All seine Aktionen waren vorausschauend so geplant, dass sie zumindest von Fotografen, meist auch von Filmern begleitet waren und die Ergebnisse danach medial verbreitet wurden. Durch Artikel wie jene über seine leere Ausstellung, „Le Vide“ in der Pariser Galerie Iris Clert oder seinen Sturz ins Leere, einer Fotomontage, die ihn in eleganter Turmspringerpose kurz vor dem Aufprall auf dem Asphalt zeigt, hat er selbst dafür gesorgt, als „Agent provocateur“ in den Medien zu erscheinen. Es war ihm wohl bewusst, dass es die Massenmedien sind, die Künstler aus dem Nichts zu Stars machen, und dementsprechend hat er sich auch verhalten. Beinahe bis zur Lächerlichkeit. Seine Hochzeit mit Rotraud Uecker war eine einzige „künstlerische“ Inszenierung. „Ich möchte wie ein König heiraten“, hatte er zu seiner Frau gesagt und sogar beim Papst um die Erlaubnis dieses Zeremoniells in der Kirche angesucht – und sie erhalten. So lautet zumindest die Aussage von Rotraud Klein-Moquay, der Schwester von Günther Uecker, die den im MUMOK gezeigten Film mit eigenartigem Ernst und Pathos stimmlich begleitet. Auf diese Weise kippt beim Betrachten des Videos Lächerlichkeit in Tragik und feierlichen Ernst in einer Endlosschleife und man ist – wie bei vielen Aktionen von Yves Klein – ob der unscharfen Intention ziemlich verunsichert.

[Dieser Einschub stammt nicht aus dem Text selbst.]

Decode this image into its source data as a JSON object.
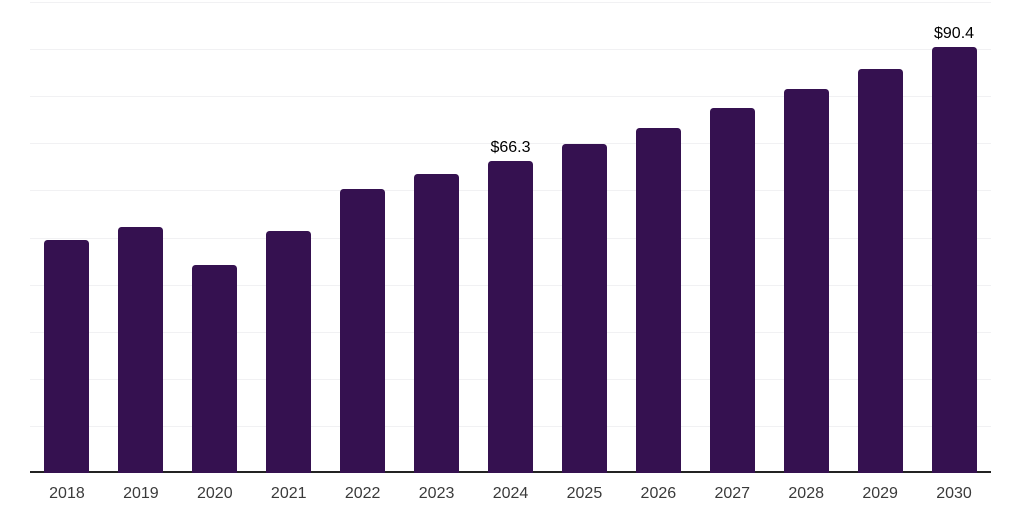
{
  "chart_data": {
    "type": "bar",
    "categories": [
      "2018",
      "2019",
      "2020",
      "2021",
      "2022",
      "2023",
      "2024",
      "2025",
      "2026",
      "2027",
      "2028",
      "2029",
      "2030"
    ],
    "values": [
      49.5,
      52.2,
      44.2,
      51.4,
      60.3,
      63.5,
      66.3,
      69.8,
      73.3,
      77.4,
      81.6,
      85.7,
      90.4
    ],
    "data_labels": {
      "2024": "$66.3",
      "2030": "$90.4"
    },
    "xlabel": "",
    "ylabel": "",
    "ylim": [
      0,
      100
    ],
    "grid_step": 10,
    "grid": "horizontal",
    "legend": "none",
    "colors": {
      "bar": "#351150",
      "axis": "#232323",
      "gridline": "#f1f1f3",
      "tick_label": "#3a3a3a",
      "value_label": "#000000",
      "background": "#ffffff"
    }
  }
}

Der zweite, interessante Aspekt ist der offensichtliche Zusammenhang der Kunst von Yves Klein zur zeit- und ortsgleichen, existentialistischen Philosophie Jean-Paul Sartres und der Existentialontologie Martin Heideggers, der sich auf den zweiten Blick allerdings als trügerisch herausstellt. Die Entwicklung von der Monochromie bis hin zur Installation und Ausstellung des leeren, weißen Raumes, bringt den paradoxen Versuch hervor, das Nichts und das Sein im Nichts für den Menschen sinnlich erfahrbar zu machen. Obwohl auch schon darauf hingewiesen wurde, dass das Nichts bei Yves Klein einen stärkeren Bezug zum ZEN-Buddhismus aufweist als zum philosophisch, existentialistischen eines Jean-Paul Sarte, (siehe Fußnote) bleibt doch das Phänomen, dass Klein im zentraleuropäischen Raum sich mit den Einflüssen der oben genannten Philosophen auseinandergesetzt hat. Dass sein künstlerisches Statement mit „Le Vide“ aber wiederum von einer starken Ambivalenz geprägt ist, immerhin bewegt sich Yves Klein im Raum vor- und zurück, und sitzt nicht in tiefe Meditation versunken darin, fügt sich nahtlos in das gesamte Schaffen des Künstlers. Nie ist es auf den ersten Blick, die erste Impression, völlig erfasst. Immer öffnen sich nach den primären, sinnlichen Erfahrungen tiefere Gedankenschichten, die eine weitere Auseinandersetzung mit den Arbeiten herausfordern. Um sich hier Klarheit zu verschaffen, müsste eine breitere, intensivere Auseinandersetzung zu diesem Thema stattfinden, welche auch eine stärkere Klarheit und Schärfung von Yves Kleins philosophischen Bezügen verdeutlichen würde.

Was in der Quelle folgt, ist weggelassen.